| |
Résumé
Qui, au cours de sa vie, n’a rêvé, un jour,
de réaliser sa « légende personnelle » ?
Enfant, nous avions, pour la plupart d’entre nous, un
souhait, un désir, un grand rêve. L’un serait
acrobate, chercheur d’or, cosmonaute, l’autre chirurgien,
avocat au barreau ou musicien célèbre.

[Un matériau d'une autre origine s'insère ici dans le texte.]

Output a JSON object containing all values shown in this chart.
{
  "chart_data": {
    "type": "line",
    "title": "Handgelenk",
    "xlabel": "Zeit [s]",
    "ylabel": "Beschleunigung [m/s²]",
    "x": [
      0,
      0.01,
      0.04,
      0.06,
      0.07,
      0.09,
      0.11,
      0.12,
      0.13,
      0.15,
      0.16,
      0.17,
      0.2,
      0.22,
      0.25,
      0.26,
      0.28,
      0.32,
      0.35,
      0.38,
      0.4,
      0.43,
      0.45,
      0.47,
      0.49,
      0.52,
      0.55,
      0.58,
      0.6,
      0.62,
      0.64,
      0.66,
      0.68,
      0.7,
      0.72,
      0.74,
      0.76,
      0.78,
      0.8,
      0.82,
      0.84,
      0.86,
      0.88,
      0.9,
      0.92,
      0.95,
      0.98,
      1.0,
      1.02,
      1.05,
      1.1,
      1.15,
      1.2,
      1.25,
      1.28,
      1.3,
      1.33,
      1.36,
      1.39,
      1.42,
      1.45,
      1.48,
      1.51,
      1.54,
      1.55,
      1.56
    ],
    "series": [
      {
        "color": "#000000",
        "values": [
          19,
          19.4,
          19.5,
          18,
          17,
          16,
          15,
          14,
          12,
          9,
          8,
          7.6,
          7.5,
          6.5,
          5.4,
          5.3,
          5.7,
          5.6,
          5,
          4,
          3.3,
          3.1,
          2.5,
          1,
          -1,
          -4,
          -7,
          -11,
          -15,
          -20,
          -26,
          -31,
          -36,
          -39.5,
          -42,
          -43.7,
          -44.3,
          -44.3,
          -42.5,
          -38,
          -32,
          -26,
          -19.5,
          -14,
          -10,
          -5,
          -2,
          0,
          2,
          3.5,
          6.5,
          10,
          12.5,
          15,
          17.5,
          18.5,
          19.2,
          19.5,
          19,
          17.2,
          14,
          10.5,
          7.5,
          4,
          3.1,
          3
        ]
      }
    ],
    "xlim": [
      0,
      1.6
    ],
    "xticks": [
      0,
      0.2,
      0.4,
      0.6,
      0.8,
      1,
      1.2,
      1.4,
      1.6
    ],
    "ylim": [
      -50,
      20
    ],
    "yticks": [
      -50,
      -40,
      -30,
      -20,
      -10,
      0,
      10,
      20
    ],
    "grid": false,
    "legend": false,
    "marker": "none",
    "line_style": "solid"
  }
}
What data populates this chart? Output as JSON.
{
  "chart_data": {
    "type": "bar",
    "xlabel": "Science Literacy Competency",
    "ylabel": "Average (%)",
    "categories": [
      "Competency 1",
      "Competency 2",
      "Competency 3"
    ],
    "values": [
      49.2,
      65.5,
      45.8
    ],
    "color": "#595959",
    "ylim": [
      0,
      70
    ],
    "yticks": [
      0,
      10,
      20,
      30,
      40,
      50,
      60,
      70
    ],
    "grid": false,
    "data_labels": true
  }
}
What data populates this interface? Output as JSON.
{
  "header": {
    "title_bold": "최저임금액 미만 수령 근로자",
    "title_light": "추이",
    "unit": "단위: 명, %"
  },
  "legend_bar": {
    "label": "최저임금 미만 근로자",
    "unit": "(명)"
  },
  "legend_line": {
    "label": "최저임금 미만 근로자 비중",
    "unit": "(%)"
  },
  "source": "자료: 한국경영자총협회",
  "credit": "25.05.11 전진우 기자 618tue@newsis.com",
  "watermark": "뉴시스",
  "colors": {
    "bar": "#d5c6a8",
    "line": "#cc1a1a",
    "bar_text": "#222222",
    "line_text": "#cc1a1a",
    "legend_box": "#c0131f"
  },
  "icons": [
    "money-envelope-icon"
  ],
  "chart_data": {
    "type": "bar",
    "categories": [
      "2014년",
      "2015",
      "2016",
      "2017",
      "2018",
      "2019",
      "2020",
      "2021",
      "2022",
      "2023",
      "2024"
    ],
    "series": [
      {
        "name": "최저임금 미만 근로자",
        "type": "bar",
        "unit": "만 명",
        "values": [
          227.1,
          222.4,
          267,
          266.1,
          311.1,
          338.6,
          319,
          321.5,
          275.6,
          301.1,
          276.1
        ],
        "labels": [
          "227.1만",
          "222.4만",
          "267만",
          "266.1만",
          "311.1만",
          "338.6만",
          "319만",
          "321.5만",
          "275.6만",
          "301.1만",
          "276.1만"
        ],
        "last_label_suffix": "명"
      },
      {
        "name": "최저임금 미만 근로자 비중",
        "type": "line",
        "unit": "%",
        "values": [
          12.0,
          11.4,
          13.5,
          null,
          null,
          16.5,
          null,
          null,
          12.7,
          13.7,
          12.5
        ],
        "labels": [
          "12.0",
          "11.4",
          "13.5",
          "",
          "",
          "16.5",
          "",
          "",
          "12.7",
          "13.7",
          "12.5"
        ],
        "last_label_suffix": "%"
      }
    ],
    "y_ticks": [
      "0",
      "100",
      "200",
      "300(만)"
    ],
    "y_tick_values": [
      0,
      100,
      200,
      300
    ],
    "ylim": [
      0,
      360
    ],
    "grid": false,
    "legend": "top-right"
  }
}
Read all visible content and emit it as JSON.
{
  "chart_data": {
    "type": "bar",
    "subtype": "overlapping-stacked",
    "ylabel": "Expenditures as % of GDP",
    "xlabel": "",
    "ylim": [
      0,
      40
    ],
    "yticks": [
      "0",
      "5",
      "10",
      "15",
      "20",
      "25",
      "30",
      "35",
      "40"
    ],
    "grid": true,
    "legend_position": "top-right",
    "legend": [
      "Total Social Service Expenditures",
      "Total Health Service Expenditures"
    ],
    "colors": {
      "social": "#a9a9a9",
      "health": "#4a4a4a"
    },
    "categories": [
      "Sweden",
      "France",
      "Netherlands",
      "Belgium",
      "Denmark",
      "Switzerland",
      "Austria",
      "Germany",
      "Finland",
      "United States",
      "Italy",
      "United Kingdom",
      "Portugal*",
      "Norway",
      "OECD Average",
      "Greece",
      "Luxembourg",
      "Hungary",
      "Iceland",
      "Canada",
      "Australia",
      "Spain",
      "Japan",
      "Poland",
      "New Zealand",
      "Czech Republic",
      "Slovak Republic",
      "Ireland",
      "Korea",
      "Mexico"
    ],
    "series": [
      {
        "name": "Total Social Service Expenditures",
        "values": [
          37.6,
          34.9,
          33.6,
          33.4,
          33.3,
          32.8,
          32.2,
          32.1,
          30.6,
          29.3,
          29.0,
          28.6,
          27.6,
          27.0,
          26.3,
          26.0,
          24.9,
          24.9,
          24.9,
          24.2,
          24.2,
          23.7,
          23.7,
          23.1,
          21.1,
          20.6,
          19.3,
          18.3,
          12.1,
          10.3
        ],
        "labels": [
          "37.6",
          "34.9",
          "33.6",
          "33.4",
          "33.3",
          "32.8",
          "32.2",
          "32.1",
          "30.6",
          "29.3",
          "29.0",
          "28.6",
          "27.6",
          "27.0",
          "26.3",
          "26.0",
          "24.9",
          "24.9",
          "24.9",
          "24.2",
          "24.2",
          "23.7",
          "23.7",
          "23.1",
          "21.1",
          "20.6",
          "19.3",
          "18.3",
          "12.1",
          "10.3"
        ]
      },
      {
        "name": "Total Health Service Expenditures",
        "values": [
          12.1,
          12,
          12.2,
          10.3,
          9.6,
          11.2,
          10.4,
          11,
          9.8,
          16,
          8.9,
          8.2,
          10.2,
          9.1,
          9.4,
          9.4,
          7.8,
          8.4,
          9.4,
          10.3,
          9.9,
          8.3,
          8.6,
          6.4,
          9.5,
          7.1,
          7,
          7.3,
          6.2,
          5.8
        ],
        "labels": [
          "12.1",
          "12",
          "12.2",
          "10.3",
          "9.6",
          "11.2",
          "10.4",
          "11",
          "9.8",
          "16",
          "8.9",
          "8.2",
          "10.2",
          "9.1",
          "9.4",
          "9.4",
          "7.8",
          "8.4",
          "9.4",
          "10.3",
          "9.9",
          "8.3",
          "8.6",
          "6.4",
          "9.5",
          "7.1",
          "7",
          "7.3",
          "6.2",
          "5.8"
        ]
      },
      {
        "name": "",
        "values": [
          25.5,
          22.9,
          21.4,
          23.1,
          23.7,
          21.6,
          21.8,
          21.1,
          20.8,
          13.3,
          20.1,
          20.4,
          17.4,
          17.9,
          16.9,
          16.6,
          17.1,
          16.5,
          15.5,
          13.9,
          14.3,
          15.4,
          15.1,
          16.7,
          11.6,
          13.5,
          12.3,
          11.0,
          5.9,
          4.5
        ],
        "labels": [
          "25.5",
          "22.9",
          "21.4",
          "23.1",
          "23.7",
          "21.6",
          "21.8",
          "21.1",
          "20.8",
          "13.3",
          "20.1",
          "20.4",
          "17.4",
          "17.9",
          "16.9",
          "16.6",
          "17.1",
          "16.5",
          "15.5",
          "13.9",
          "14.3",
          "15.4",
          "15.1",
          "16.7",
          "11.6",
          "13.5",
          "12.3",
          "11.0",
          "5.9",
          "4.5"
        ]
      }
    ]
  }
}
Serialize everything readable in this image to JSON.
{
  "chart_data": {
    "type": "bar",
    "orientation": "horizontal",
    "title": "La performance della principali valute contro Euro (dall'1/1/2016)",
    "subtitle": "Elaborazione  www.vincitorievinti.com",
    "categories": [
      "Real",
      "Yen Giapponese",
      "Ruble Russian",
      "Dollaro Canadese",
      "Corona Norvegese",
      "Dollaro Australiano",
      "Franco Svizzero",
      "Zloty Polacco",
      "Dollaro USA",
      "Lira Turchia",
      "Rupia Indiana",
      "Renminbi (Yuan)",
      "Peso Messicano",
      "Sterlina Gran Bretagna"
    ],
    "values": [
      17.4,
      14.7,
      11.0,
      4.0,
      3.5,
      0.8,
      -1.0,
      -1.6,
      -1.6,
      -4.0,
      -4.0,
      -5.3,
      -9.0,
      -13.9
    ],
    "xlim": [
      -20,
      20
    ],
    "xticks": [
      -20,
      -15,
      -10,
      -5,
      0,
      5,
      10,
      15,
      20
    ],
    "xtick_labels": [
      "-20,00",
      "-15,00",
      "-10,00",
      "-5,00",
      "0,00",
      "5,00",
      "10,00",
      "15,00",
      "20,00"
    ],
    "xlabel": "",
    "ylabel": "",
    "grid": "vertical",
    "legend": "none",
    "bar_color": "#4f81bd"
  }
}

Les années
passant, quelques uns les réalisent, d’autres
les gardent en mémoire comme un trésor précieux,
certains les oublient.
Quoi qu’il en soit, nous avons
tous notre jardin secret, dans lequel nous cultivons nos rêves.
Ma
formation de musicothérapeute me permit de faire
ressurgir certains désirs de réalisation de vie,
qui, jusqu’à présent, avaient été mis
de côté, oubliés et qui, pourtant, représentaient
pour moi à une certaine époque, une priorité.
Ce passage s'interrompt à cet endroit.